Dear friends,
A century after production started, and 94 years since its first public screening, Abel Gance’s silent historical epic Napoléon is still being completed. The mere thought could no doubt give most working filmmakers (and a goodly number of critics) deep pause, if not shuddering anxiety. Yet, for a film so defined—in its very form, its voice—by its maker’s grand ambitions, surely there is no more fitting state for it than one of constant flux?
Gance wished this work to transform the cinema. In an immediate sense, history was against him, with unapproved and inferior cuts shipped to various markets that would help doom the film’s chances as a budding blockbuster and prevent Gance from working on his planned sequels. But with so many versions out in the world—none of which as long as the second cut, Gance’s seven-hour, yet still incomplete “version définitive” of May ‘27—Napoléon has weirdly succeeded in transcending the usual, tangible conditions of its form. Forget what we know of “director’s cuts” and even the re-discoveries of lost footage that continue to define our relationship with early cinema. This is a work with upwards of 20 different extant structures—and those are just the versions of note.

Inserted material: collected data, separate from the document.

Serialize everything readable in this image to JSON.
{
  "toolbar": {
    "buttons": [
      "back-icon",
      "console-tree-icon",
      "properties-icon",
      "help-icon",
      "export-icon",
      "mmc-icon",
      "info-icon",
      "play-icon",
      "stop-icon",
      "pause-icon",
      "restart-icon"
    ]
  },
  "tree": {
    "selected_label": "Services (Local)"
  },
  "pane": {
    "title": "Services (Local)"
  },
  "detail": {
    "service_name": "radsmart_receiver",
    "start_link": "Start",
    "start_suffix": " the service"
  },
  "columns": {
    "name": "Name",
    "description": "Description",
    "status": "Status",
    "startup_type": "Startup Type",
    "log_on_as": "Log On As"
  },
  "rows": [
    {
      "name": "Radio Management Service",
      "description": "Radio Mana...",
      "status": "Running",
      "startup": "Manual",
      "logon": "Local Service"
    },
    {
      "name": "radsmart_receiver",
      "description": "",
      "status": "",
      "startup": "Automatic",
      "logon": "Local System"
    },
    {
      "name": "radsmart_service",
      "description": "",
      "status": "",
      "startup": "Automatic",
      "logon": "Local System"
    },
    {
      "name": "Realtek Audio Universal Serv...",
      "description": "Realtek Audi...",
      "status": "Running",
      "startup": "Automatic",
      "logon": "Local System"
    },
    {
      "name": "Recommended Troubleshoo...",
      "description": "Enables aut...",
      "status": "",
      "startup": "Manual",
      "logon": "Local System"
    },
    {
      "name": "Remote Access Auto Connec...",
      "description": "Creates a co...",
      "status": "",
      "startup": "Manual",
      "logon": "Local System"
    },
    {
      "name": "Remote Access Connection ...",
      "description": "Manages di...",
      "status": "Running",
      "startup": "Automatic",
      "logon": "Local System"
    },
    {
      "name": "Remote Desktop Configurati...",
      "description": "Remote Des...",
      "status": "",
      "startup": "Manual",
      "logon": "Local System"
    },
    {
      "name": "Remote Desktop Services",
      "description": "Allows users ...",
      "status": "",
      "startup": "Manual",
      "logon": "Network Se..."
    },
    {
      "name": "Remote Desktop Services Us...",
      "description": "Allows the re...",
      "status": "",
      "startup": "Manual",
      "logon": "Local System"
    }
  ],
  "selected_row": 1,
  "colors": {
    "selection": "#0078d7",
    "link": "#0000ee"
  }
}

Gance himself would constantly tinker with his Napoléon throughout the following half-century. He attempted to secure funding for the remaining acts, but of course never succeeded. Instead, he turned to updates for the original footage, as a way of keeping up with the times: adding synchronised sound, new tinting and coloration and even shooting new scenes, including his own return to the role of Saint-Just in the 1950s. (Saint-Just was executed at the age of 26; Gance had already been nearing 40 when he played him in the mid 1920s.) His Austerlitz of 1960 was a star-studded attempt to recapture relevance for the ongoing Bonaparte project, but its fundamental failure, certainly when compared to the 1927 build-up, was its more conventional, commercial styling. In his own subsequent cuts, Gance’s friend and Napoléon acolyte Kevin Brownlow would essentially ignore these strange alterations so as to reclaim a kind of purity. So it is that, although the current BFI cut may count functionally as the most complete and most faithful restoration of Gance and editor Marguerite Beaugé’s original work, it is still one that bears these fascinating fundamental disconnects from the apparent (and often movingly ill-advised) intentions of the director over the intervening years.
All this to say that, a century on, the present Napoléon vu par Abel Gance works so well despite its rather precarious relationship to its own original form. There is still much missing material (though the version définitive is said to be soon getting a major Netflix-backed restoration from the Cinémathèque Française—historically, not the greatest Gance supporters), but at the same time footage is included that was not exactly in either of the original two cuts. So we’ll never just see the Gance Napoléon. It’s a shadow.
What continues to shine through is the vibrance of the cinematic ideas being thrown at the screen. We feel Beaugé’s steady hand during the more audacious montage sequences (what it must have been to construct the finale’s tripartite blizzard of imageries using the equipment of 1927!) and in other parts, variously, the seminal presences of contributors including cameramen Jules Kruger, Joseph-Louis Mundviller, Georges Lucas, Paul Briquet and Léonce-Henry Burel; assistant directors Henri Andréani, Mario Nalpas, Pierre Danis, Viacheslav Tourjansky, Henry Krauss and Alexander Volkoff; and the “chief technical director” Simon Feldman, whose role was, as we understand it, self-created. And—though it can be hard to parse on a first viewing—we feel the incredible commitment of Albert Dieudonné, channeling his title role and giving this creative whirlwind its iconic centre.
Napoléon was intended as an ecstatic evocation of greatness, seen through one singular national figure. What remains of this is only really an elliptical sketch, overtaken instead by the brilliance of those doing the sketching. Napoléon Bonaparte is long dead, but Napoléon vu par Abel Gance could well live forever.